A familiar chill passed over my scalp and the back of my neck--what I suppose might be called the chill of dharma. These two senior, authoritative teachers chose the same two words to summarize the vast ocean of Buddhist teachings. Everything changes. Lying there in my bed, I felt the two words float quietly into me like cinders settling on the tinder of my consciousness.

The two teachers, asked for something profound, gave their questioners a simple familiar statement, a kind of truism that we all have heard before. For me, anyway, this unexpected response yanked my mind back to consider what they meant. I had no doubt that the teachers were making a simple, literal statement--and the consequences of that statement are far-reaching indeed.

Everything changes. Whatever we think of as permanent, isn't. Anything that can be said to begin also ends. My house, my friendships, my marriage, my life--all will be gone in due course. Every last thing in my experience without exception has an end-point. New things will arise; they too will end.

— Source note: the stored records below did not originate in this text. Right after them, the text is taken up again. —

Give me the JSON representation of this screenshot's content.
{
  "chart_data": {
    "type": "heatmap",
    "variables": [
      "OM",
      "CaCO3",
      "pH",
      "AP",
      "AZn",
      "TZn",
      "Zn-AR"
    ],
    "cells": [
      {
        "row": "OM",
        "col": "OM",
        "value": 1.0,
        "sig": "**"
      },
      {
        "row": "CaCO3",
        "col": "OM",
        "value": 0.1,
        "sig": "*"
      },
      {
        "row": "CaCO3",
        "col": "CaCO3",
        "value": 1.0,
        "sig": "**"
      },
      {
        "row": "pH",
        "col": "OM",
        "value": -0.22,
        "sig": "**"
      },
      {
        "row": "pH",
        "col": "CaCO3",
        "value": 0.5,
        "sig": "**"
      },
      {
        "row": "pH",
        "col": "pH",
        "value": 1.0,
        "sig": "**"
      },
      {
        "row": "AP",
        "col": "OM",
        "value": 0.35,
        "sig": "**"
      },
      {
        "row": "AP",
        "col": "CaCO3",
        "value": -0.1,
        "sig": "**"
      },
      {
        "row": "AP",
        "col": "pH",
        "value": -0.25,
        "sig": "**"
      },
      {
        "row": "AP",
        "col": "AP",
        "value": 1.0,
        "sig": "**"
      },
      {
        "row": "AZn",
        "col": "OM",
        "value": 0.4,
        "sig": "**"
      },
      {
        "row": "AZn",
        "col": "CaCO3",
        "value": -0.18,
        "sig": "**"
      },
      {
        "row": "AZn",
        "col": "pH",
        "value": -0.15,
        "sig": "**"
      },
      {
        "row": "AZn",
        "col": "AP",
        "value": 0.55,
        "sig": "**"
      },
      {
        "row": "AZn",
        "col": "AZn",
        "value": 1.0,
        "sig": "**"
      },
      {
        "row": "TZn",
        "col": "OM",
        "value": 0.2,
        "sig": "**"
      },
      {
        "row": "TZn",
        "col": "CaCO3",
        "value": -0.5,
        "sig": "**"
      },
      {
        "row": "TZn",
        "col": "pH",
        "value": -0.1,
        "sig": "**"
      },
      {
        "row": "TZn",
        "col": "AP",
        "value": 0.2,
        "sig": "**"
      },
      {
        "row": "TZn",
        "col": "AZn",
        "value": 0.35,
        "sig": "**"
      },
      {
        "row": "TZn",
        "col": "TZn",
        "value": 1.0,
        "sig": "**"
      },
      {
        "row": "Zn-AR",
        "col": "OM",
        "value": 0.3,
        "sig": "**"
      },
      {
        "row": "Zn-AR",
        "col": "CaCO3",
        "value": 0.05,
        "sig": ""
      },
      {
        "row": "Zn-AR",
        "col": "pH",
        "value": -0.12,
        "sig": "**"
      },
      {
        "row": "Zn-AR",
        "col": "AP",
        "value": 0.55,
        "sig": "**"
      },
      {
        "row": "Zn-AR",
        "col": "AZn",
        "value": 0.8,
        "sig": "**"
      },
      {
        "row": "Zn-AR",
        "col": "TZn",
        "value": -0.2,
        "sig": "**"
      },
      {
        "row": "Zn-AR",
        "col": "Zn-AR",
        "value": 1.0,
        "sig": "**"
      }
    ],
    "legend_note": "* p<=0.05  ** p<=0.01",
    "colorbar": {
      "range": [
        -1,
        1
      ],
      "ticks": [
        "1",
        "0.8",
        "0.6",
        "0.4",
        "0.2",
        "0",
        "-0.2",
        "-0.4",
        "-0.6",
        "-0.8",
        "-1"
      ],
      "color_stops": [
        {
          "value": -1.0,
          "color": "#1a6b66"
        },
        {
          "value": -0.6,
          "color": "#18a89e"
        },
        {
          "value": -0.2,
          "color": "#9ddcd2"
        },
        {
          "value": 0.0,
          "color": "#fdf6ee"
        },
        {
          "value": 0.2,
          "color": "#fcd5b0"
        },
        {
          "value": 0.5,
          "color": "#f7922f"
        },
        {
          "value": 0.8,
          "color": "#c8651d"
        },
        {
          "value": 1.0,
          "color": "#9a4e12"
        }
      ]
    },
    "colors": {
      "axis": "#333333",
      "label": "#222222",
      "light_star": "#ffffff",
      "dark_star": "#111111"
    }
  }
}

This thought, if you sit with it, creates haunting feelings, anxiety. It is the death-knell of security.

In my mind I saw dry yellow leaves blowing along an empty street in a cold gusting wind. They made a sweeping, clattering noise on the pavement. Life coming and going like the slap of a saloon door in a ghost town.

As I laid down the newsletter I felt great appreciation, affection, and gratitude for the teachings I have received in my life. I felt humility and awe in the presence of truth--the truth which is not for us or against us; it alerts us to the present moment, so we don't miss its brief life.